Chances of Congress acting on any of the several legislative proposals to expand retirement savings went from slim to none, as the 115th session of Congress prepared to adjourn Friday. Lawmakers were still struggling to pass a stop-gap measure to keep the federal government open, before going home.
The 116th session of Congress begins Jan. 3 with a Democratic majority in the House and retirement advocate Richard Neal, D-Mass., to take over as chairman of the House Ways and Means Committee.
Bills that came close to passage include the Senate's proposed Retirement Enhancement and Savings Act and the House-passed Family Savings Act. Both proposals would have made it easier for smaller employers to join open multiple-employer plans, ease non-discrimination rules for frozen defined benefit plans and add a safe harbor for selecting lifetime income providers in defined contribution plans.
The House passed its version late Thursday, with no time for further action.

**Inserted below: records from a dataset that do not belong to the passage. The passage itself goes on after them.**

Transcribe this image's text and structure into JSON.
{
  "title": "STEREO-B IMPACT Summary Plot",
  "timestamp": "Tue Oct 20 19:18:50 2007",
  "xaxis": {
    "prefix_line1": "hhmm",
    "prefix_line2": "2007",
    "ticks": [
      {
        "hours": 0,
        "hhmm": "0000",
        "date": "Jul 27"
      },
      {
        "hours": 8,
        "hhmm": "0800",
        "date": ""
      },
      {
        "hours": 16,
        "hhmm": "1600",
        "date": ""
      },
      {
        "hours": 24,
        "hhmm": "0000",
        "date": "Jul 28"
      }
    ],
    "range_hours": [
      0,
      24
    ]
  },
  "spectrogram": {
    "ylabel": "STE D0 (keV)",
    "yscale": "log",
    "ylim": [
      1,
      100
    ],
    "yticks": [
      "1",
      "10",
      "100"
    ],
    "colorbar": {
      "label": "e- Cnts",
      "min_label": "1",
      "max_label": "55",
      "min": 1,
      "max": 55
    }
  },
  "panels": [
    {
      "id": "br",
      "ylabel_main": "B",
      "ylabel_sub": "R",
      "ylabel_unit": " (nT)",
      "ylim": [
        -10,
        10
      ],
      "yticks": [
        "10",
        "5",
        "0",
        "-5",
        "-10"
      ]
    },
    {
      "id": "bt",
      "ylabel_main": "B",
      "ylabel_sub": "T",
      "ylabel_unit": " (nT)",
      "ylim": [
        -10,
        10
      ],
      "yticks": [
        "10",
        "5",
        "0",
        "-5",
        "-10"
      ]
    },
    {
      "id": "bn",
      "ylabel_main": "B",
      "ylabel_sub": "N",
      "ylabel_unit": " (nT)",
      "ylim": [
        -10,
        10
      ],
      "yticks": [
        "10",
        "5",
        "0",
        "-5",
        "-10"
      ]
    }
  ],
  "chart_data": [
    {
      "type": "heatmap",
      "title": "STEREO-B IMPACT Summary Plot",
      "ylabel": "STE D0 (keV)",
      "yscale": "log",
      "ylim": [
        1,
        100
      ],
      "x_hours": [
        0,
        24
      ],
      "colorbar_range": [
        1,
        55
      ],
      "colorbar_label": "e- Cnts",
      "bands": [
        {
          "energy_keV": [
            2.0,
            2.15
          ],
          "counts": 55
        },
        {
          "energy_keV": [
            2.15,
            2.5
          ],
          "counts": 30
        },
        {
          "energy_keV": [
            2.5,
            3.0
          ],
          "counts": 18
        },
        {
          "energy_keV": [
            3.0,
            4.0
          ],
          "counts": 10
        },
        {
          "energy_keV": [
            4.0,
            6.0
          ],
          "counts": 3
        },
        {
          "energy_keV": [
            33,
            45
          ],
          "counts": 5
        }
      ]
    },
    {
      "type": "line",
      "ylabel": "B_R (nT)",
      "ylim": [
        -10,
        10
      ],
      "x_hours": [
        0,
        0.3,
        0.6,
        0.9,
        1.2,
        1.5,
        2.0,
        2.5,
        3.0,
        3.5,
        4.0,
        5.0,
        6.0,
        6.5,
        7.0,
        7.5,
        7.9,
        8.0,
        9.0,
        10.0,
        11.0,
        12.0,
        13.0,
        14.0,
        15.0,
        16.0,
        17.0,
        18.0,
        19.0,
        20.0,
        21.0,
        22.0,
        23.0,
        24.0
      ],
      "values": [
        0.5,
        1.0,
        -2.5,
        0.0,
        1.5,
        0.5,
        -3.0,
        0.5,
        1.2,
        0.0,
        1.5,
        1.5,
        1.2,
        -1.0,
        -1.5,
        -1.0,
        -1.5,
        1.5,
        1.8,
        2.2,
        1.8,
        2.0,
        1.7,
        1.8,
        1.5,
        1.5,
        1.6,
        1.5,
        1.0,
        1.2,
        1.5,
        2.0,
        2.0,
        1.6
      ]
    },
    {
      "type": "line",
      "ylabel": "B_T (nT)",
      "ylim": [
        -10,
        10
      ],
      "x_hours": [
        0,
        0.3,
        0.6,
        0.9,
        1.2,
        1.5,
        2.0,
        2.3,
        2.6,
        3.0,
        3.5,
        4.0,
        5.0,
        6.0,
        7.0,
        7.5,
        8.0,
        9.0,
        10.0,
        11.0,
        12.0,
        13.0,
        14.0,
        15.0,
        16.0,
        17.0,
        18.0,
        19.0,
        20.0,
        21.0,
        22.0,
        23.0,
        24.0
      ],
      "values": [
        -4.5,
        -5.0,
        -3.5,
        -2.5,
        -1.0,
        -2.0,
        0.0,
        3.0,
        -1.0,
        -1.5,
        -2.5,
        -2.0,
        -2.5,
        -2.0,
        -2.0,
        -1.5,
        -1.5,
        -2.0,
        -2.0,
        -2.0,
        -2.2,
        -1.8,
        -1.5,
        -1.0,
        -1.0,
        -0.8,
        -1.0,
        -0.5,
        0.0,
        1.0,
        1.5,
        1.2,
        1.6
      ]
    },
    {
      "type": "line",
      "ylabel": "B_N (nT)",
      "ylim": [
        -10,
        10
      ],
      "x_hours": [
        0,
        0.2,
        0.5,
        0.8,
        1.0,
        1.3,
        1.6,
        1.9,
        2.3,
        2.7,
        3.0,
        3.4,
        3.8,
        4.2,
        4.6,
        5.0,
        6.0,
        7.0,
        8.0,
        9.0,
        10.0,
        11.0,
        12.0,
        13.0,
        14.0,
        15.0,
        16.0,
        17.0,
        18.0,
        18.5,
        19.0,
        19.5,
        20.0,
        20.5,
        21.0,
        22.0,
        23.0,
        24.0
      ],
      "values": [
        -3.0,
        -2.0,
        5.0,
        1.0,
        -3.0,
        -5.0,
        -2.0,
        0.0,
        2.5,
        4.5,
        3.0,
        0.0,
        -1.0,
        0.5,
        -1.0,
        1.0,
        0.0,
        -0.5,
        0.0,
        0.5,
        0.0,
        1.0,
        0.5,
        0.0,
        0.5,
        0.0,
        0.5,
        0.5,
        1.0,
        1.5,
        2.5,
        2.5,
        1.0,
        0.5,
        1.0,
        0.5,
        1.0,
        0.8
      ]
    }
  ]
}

Other topics expected to be in the mix in the next Congress are letting employers contribute to 401(k) plans while their employees pay down student debt and reaching part-time workers. Legislation on those points was introduced this week by Sens. Ron Wyden, D-Ore., Ben Cardin, D-Md., and Rob Portman, R-Ohio, largely to frame the debate in 2019.
"We've missed an opportunity," said Cathy Weatherford, president and CEO of the Insured Retirement Institute in Washington, noting there was strong bipartisan support for the retirement proposals in both the House and Senate.